Minister’s blanc statement
EVERY year, the Foreign Office is required to reveal how many bottles have been glugged from the government’s well-stocked wine cellar.
But in a Parliamentary answer rushed out before the recess, the junior minister Henry Bellingham said: ‘Publication of the annual statement to Parliament on the Government Hospitality wine cellar has, regrettably, been delayed until the autumn.’

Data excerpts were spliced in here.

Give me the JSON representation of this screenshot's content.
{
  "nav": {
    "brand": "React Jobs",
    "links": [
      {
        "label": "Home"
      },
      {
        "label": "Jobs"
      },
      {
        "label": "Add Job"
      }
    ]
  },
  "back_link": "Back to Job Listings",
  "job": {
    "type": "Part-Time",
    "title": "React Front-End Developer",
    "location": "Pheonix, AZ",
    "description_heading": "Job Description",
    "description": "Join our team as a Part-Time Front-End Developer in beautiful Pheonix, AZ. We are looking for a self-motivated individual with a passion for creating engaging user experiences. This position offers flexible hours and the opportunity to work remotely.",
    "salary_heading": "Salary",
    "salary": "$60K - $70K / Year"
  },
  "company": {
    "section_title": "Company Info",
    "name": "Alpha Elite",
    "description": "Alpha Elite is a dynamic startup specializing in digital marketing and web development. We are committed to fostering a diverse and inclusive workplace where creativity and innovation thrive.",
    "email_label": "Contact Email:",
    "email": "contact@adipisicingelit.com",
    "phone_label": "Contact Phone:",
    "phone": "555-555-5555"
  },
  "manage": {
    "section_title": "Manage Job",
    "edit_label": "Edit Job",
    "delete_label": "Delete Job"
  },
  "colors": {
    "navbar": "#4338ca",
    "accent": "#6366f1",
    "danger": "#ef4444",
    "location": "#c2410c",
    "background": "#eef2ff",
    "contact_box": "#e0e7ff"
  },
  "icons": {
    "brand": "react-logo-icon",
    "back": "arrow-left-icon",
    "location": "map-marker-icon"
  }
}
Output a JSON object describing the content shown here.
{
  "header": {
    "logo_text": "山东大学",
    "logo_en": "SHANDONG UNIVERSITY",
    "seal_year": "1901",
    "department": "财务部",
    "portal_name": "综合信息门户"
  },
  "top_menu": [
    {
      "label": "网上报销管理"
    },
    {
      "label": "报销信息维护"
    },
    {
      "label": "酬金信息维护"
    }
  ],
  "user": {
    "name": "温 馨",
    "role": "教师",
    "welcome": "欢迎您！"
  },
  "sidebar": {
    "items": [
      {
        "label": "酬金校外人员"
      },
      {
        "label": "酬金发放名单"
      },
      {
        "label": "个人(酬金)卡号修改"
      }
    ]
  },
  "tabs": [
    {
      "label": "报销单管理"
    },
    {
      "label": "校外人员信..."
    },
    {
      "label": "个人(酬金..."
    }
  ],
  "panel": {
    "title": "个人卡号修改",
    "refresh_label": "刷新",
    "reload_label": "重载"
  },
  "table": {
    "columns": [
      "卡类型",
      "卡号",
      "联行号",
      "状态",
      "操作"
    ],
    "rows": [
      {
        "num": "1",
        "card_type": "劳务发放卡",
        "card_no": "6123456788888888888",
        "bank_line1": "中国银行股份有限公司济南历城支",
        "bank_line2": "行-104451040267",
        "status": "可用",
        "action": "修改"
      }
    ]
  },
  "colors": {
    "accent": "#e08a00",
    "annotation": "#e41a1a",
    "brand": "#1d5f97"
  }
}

Could it be that over-indulgence during the summer drinks party season has left the auditors unable to count up the large number of missing crates of Chateau Margaux? HOME OFFICE ministers have come up with a novel way of trying to avoid angry confrontations with passengers arriving from abroad and facing huge queues at the country’s undermanned airport immigration desks. When customs officials give travellers back their passport, they are to tell them cheerily: ‘Welcome to Britain.’ Somehow, I suspect, it might make things worse. QUOTE OF THE WEEK: Labour MP Frank Field, responding to the census figures showing the population of England and Wales had soared by 7.1 per cent due to increased immigration, said: ‘This is not so much a wake-up call. It is almost time for the firing squad for politicians who have allowed this to happen.’ WITH impeccable timing, the security firm G4S, which has failed so abysmally over its Olympic Games contract, is advertising for a £40,000-a-year PR manager with ‘personal credibility’ and the ability to ‘work under pressure’. Start queueing now! YET another Lib Dem U-turn. In 2007, Nick Clegg described as ‘brutal’ the Labour government’s closure of some Remploy factories which employed disabled workers in his Sheffield constituency.
He said it meant those being made redundant would be subjected to life on the ‘ benefits merry-go-round’. Five years on, and now that Clegg is deputy PM, what’s his view of the Government’s decision to close the country’s remaining 36 Remploy factories? He’s fully behind the idea!